The next step is to go through EVERYTHING that you own and make some decisions. Decide just exactly why you are hanging onto something and just how valuable and useful it truly is to you. Some things, such as rubberbanded old love letters or a set of old photo albums are admittedly worth hanging onto for sentimental reasons. But if it is merely an article of clothing that is hanging limply in the closet with the tags still attached and that fits you as if you were still 10 when you are now in fact, 20, consider a donation.
Similarly, if it is a novelty item that you use sparingly if at all, definitely determine a good time for a garage sale so that you can turn that never-used garbage into gobs of newfound cash.

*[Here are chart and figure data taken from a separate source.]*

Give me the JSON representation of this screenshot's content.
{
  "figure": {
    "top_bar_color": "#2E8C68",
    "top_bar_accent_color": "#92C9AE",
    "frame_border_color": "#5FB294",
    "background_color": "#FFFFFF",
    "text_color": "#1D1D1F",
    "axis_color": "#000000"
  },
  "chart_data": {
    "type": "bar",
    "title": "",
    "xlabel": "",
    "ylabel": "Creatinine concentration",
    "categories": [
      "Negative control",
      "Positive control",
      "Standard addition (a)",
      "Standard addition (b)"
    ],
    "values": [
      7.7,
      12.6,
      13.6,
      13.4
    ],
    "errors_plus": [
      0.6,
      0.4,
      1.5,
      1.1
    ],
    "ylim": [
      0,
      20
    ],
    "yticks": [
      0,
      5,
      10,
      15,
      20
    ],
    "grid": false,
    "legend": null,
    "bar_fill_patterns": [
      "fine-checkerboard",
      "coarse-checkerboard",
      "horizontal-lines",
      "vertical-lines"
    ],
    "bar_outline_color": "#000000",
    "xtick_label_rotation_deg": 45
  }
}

And now that the sorting and selling process is over, let the shopping begin-AGAIN! That's right, again! Only this time when you shop make your purchases "perfect" by making sure that you really want them, need them, or can attach some sort of legitimate meaning to the money that you spend. That way, you will be more than assured that your "panic" was pointless and that your shopping "disorder will be permanently deleted from your otherwise very balanced check register...HAPPY SHOPPING! (Meaningfully, of course!)